Tag Archives: FPS multiplayer


What Halo Multiplayer Is

I love Bungie. I love the Halo universe. No matter how much I want to, though, I cannot love Halo multiplayer.

It is a game about duels. Discounting snipers or campers who are problematic in any FPS game, when mobile Player A sights mobile Player B, these players being opponents, they will run straight at each other with the most appropriate weapons at their disposal, and someone is going to die. Perhaps both of them. They will never attempt to retreat, they will have no time to call for help, it’s effectively one-on-one from the moment A and B lay eyes on each other, and that’s it. The end.

It doesn’t matter whether we are talking about every-Spartan-for-himself Slayer, Team Slayer, or any other variant of the game. Unless you snipe or camp, it is all about memorizing where the weapons lie on any map, getting them as quickly as possible, and then facing off one-on-one and surviving as long as you can until someone puts you down.

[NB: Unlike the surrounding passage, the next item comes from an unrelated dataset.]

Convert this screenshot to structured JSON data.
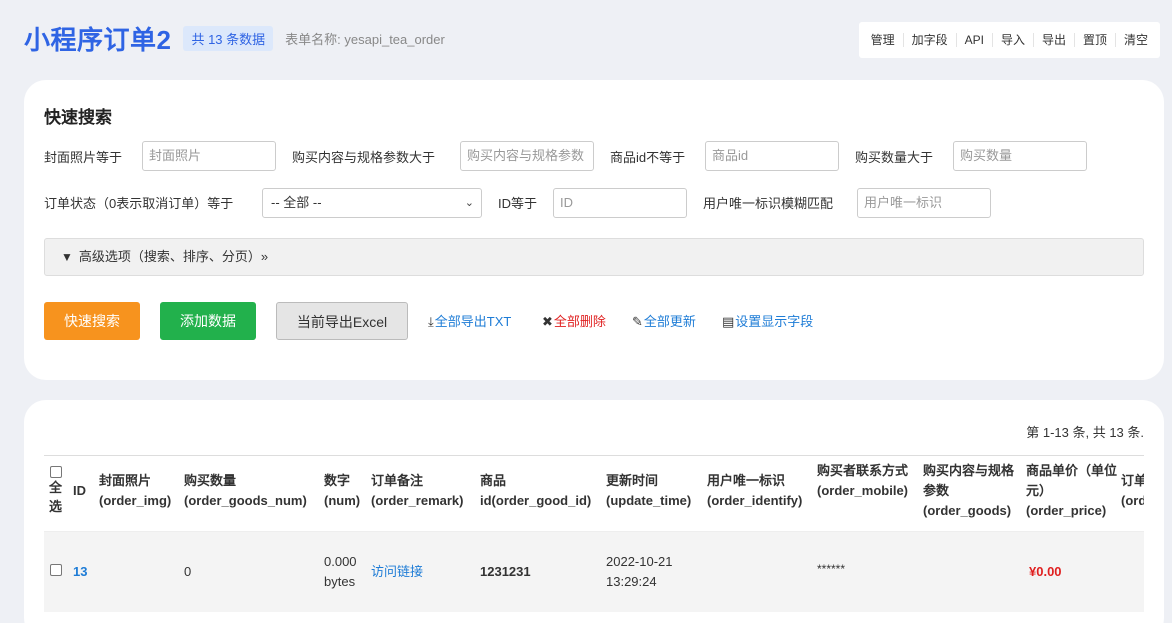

Never, not once, in all my time playing Halo 3 did I ever hear a player say the words “Flank them.” I’ve never heard the words “Suppressing fire” or “Fall back” uttered. Nor discussion of a “Feint” or “Covering fire.” These concepts simply do not exist in any Halo multiplayer circle I have walked among. This is unique in my FPS multiplayer experiences. Even in old-school shooters like Medal of Honor there were sometimes attempts at team communication when team-based play was the match type.

It does not come down to being in random groups, and therefore not having cohesive team play on that account. I play first person shooters on XBox Live with a very tight team of squadmates who have been playing together for years. We have gone through Call of Duty: World at War, and both Bad Company games, and both Modern Warfare titles, and Operation Flashpoint together, and we pride ourselves on tight comms and teamwork. Some of “the squad” have been playing FPS games together since World War II Online. We demonstrate proper FPS squad-based tactics as much as one might expect from a bunch of civilian gamers.

When we play Halo, we don’t use any of those words. There is simply no time for them. Halo multiplayer is a blunt object. It doesn’t matter if I am being killed by, or killing with, one-shot sniper rifle rounds, headshotting with a BR or the new DMR, or any other skillful fashion of dispatching the enemy, it still feels like being smacked in the head with an engine block or bashing someone with a concrete slab.

What I want to know is: why does Halo work this way? What is it about this particular first person shooter that even though it has now been through three iterations, judging by the Halo Reach Beta the gameplay still doesn’t feel like it has matured at all?